Don’t get the wrong idea. He has been coaching hockey since 1966, but Neilson is no dinosaur. He was the first NHL coach to use video as a teaching tool, and his coaching clinics have become mandatory for many NHL assistants. He coached the New York Rangers to two Patrick Division titles, leading them in 1991-92 to their best regular-season finish ever (50-25-5).

And yet, Neilson’s tenure in New York ended in acrimony, a bitter feud with superstar Mark Messier, and the club’s quest for its first Stanley Cup since 1940.

“It’s different in New York,” Neilson said. “People don’t come up to you and say, ‘I’m hoping you have a great year.’ All they say is, ‘You’ve got to win the Stanley Cup.’ A guy says, ‘I’ve been waiting 50 years!’ and he’s only 28 years old. I’ve never been around anything like that. It’ll be a relief to get away from that. That was crazy.”

More unsettling, though, was the way it ended, in a power struggle with Messier that he had no chance of winning.
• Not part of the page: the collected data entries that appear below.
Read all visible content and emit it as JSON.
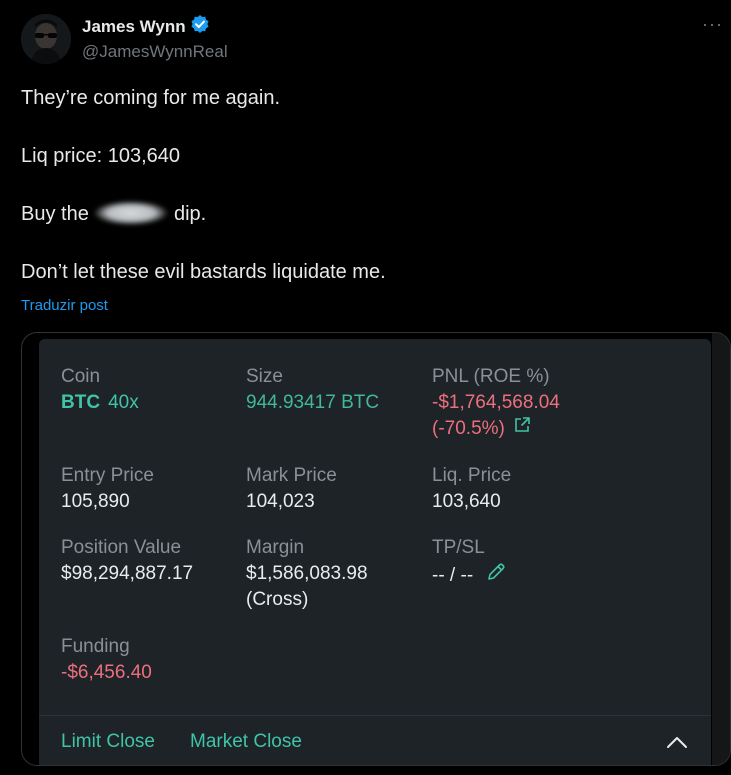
{
  "post": {
    "author_name": "James Wynn",
    "author_handle": "@JamesWynnReal",
    "more_label": "···",
    "lines": [
      "They’re coming for me again.",
      "Liq price: 103,640",
      "Buy the",
      "dip.",
      "Don’t let these evil bastards liquidate me."
    ],
    "translate_label": "Traduzir post"
  },
  "position_card": {
    "coin_label": "Coin",
    "coin": "BTC",
    "leverage": "40x",
    "size_label": "Size",
    "size": "944.93417 BTC",
    "pnl_label": "PNL (ROE %)",
    "pnl": "-$1,764,568.04",
    "roe": "(-70.5%)",
    "entry_label": "Entry Price",
    "entry": "105,890",
    "mark_label": "Mark Price",
    "mark": "104,023",
    "liq_label": "Liq. Price",
    "liq": "103,640",
    "position_value_label": "Position Value",
    "position_value": "$98,294,887.17",
    "margin_label": "Margin",
    "margin": "$1,586,083.98",
    "margin_mode": "(Cross)",
    "tpsl_label": "TP/SL",
    "tpsl": "-- / --",
    "funding_label": "Funding",
    "funding": "-$6,456.40",
    "limit_close": "Limit Close",
    "market_close": "Market Close"
  },
  "colors": {
    "background": "#000000",
    "card": "#1e2327",
    "accent_green": "#40c3a7",
    "negative_red": "#ed6f7e",
    "link_blue": "#1d9bf0"
  }
}
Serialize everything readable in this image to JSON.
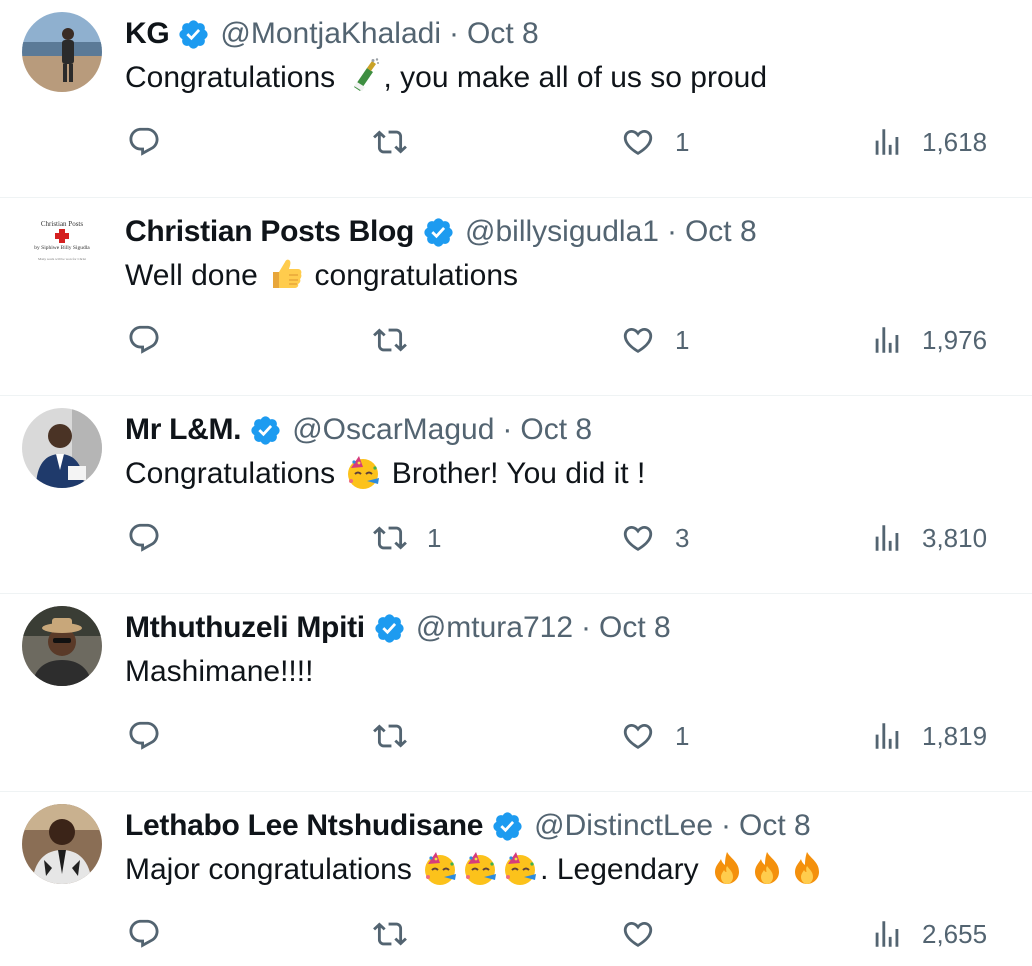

After a blissful co-existence the year before, last season Messier grew impatient with Neilson’s physical, defense-oriented approach, Neilson accused Messier of relinquishing his leadership role, and the season unraveled.

On Jan. 4, Neilson was fired, just one more coach who violated the cardinal rule of modern sports: Get along with your stars. “I just don’t think a player can ever move up to another level when he’s still a player,” Neilson said. “The player has to stay at the player level.”

Of course, that isn’t the way in the NBA or major-league baseball anymore, and it won’t be in the NHL for long. But with this team, Neilson shouldn’t have to worry. There won’t be any superstar Panthers any time soon.

One thing is sure: Neilson will give the Panthers all of his time. He is not married. For the past 14 years, he took his mixed-breed Husky Labrador, Mike, everywhere he went. For the past four years, Mike lived in a doghouse at the Rangers’ practice facility in Rye, N.Y.

“When you’re single, you’ve got to talk to somebody,” Neilson said.

But three days after Neilson was fired by the Rangers, Mike died of old age. Neilson loaded him up in his car, drove back to his home on Chemong Lake in Ontario and buried him there. “After he was gone, I’d say something and he wasn’t there,” Neilson said. “A dog’s a good listener. You miss him.”

Neilson grins as he says all this, because he knows it is odd. But there it is, as much a part of him as the quiet wariness he carries like baggage. Someone told him Wednesday that he looked nervous, and Neilson shrugged, “Naw, I always look this way.”

It is the look of a lifer, with a face formed by knowing that nothing lasts forever -- certainly not a job. Coaching is a dog’s life, and no one knows this better than he.